Skip to content

Bright Data Google Search

This document describes how to use the Bright Data SERP API for Google searches.

Overview

By integrating Bright Data's SERP API, we can bypass Google's anti-bot mechanisms and get structured search results reliably.

Class Overview

  • BrightDataSearch - A class that provides Bright Data Google search functionality

Initialization Parameters

  • api_keys: Optional[str] = None - Comma-separated Bright Data API tokens.
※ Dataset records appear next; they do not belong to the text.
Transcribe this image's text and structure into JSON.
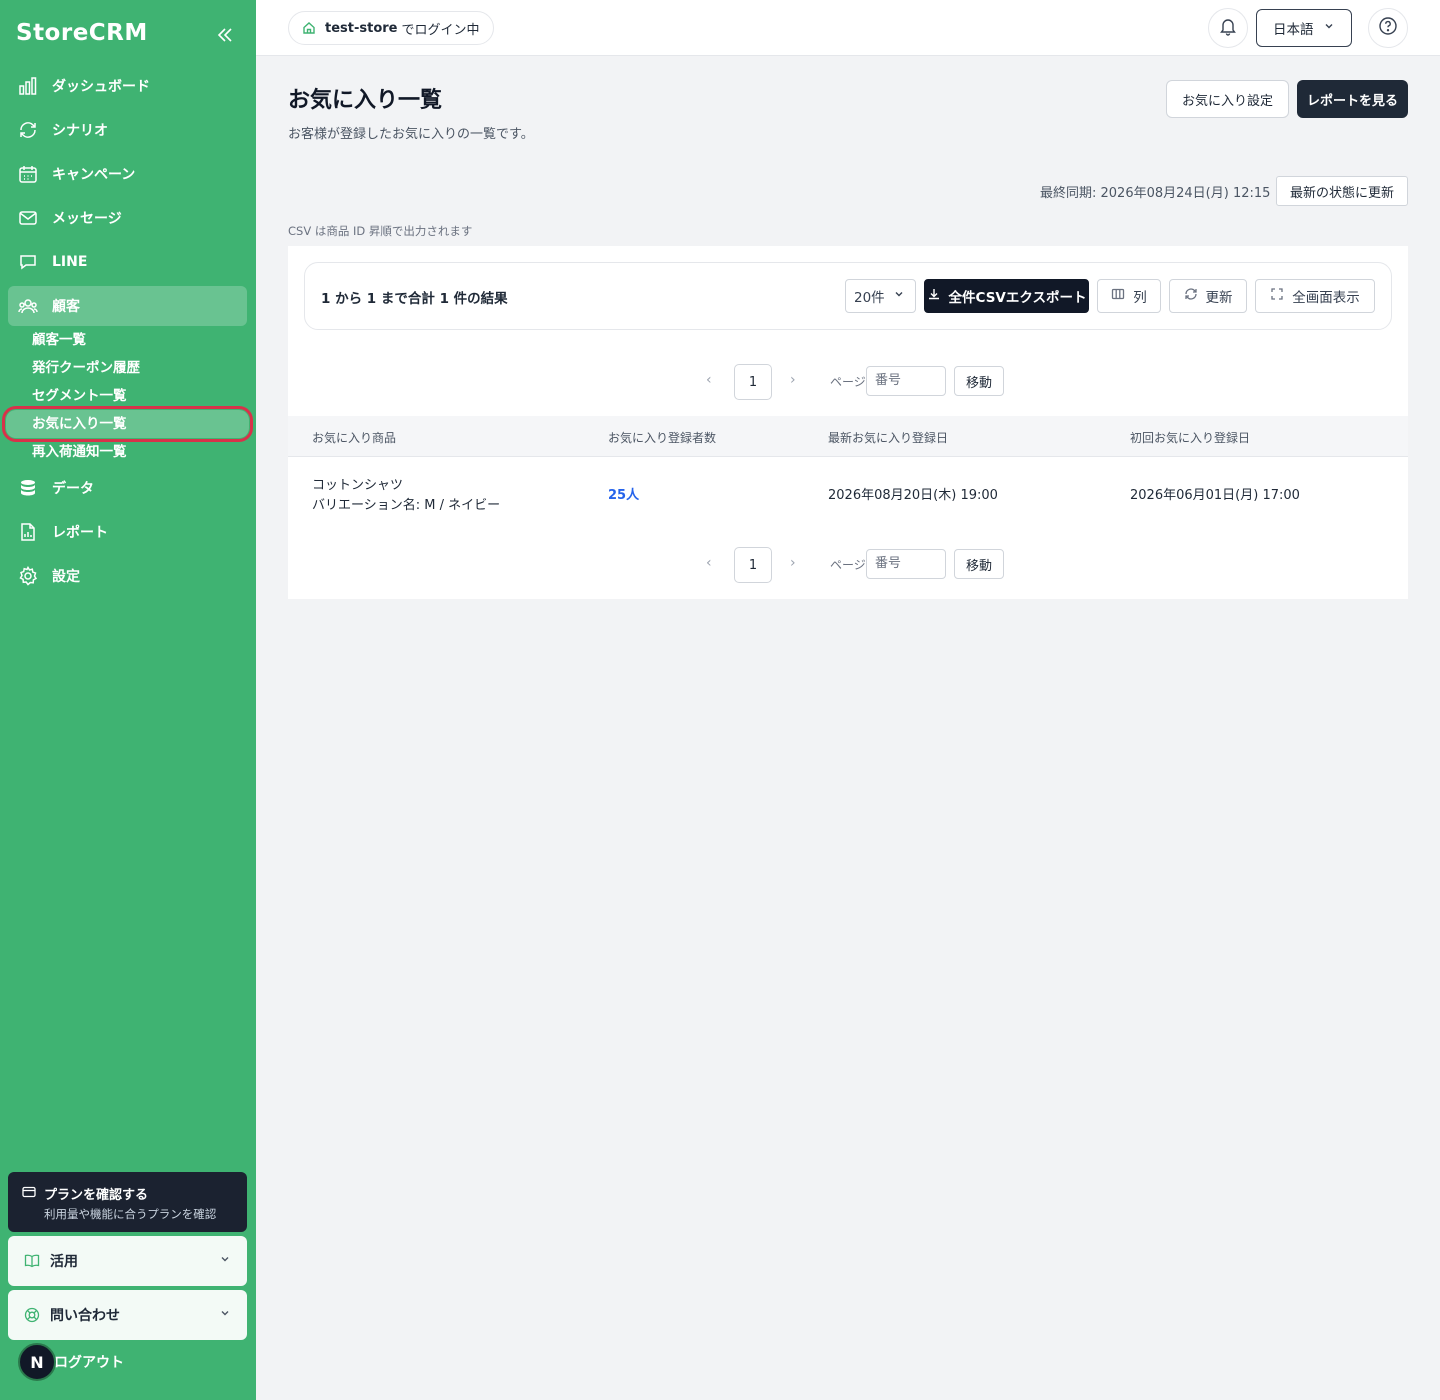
{
  "sidebar": {
    "logo": "StoreCRM",
    "nav": [
      {
        "label": "ダッシュボード",
        "icon": "bar-chart-icon"
      },
      {
        "label": "シナリオ",
        "icon": "refresh-icon"
      },
      {
        "label": "キャンペーン",
        "icon": "calendar-icon"
      },
      {
        "label": "メッセージ",
        "icon": "mail-icon"
      },
      {
        "label": "LINE",
        "icon": "chat-icon"
      },
      {
        "label": "顧客",
        "icon": "users-icon"
      }
    ],
    "customer_sub": [
      {
        "label": "顧客一覧"
      },
      {
        "label": "発行クーポン履歴"
      },
      {
        "label": "セグメント一覧"
      },
      {
        "label": "お気に入り一覧"
      },
      {
        "label": "再入荷通知一覧"
      }
    ],
    "nav2": [
      {
        "label": "データ",
        "icon": "database-icon"
      },
      {
        "label": "レポート",
        "icon": "report-icon"
      },
      {
        "label": "設定",
        "icon": "gear-icon"
      }
    ],
    "plan": {
      "title": "プランを確認する",
      "sub": "利用量や機能に合うプランを確認"
    },
    "usage": "活用",
    "contact": "問い合わせ",
    "logout": "ログアウト",
    "avatar": "N"
  },
  "topbar": {
    "store": "test-store",
    "login_suffix": "でログイン中",
    "language": "日本語"
  },
  "page": {
    "title": "お気に入り一覧",
    "subtitle": "お客様が登録したお気に入りの一覧です。",
    "settings_button": "お気に入り設定",
    "report_button": "レポートを見る",
    "last_sync": "最終同期: 2026年08月24日(月) 12:15",
    "refresh_latest": "最新の状態に更新",
    "csv_note": "CSV は商品 ID 昇順で出力されます"
  },
  "toolbar": {
    "results": "1 から 1 まで合計 1 件の結果",
    "page_size": "20件",
    "export": "全件CSVエクスポート",
    "columns": "列",
    "refresh": "更新",
    "fullscreen": "全画面表示"
  },
  "pager": {
    "current": "1",
    "label": "ページ",
    "placeholder": "番号",
    "go": "移動"
  },
  "table": {
    "headers": [
      "お気に入り商品",
      "お気に入り登録者数",
      "最新お気に入り登録日",
      "初回お気に入り登録日"
    ],
    "rows": [
      {
        "product": "コットンシャツ",
        "variation": "バリエーション名: M / ネイビー",
        "count": "25人",
        "latest": "2026年08月20日(木) 19:00",
        "first": "2026年06月01日(月) 17:00"
      }
    ]
  },
  "colors": {
    "sidebar": "#3fb372",
    "dark": "#1f2937",
    "link": "#2563eb",
    "highlight": "#d8324a"
  }
}
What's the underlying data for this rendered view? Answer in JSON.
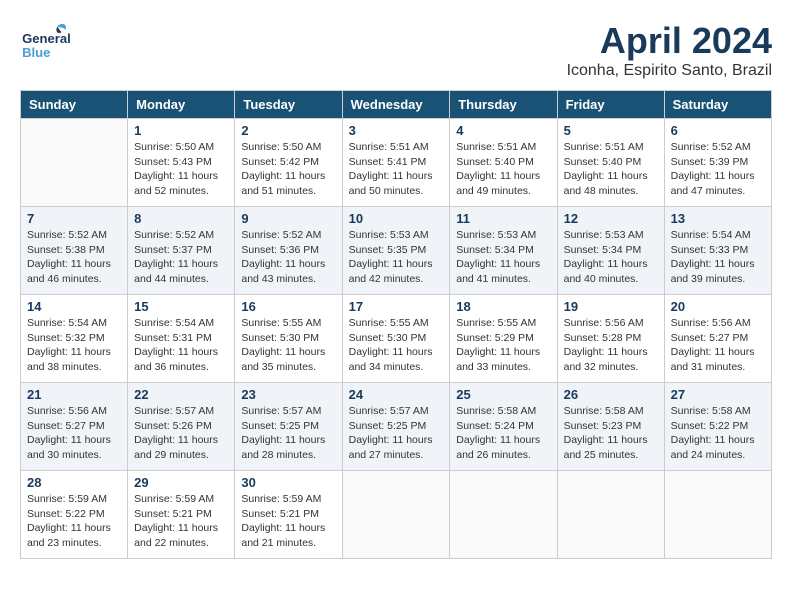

If not provided, will try to get from BRIGHTDATA_API_KEY env var
  • zone: Optional[str] = None - Bright Data zone name (default: "mcp_unlocker")
  • rate_limit_delay: float = 1.0 - Delay between requests in seconds to avoid rate limits

Architecture

Bright Data search implementation uses a universal Google result parser (GoogleResultParser) that:

  • Handles variations in API response formats
  • Provides consistent result scoring based on search position
  • Simplifies maintenance and reduces code duplication
  • Enables easy integration of new Google search providers

Configuration

1. Get API Token

  1. Visit Bright Data and register an account
  2. Create an API Token in the console
  3. (Optional) Create or use an existing Web Unlocker Zone

2. Set Environment Variables

# Required: API Token
export BRIGHTDATA_API_KEY="your_api_token_here"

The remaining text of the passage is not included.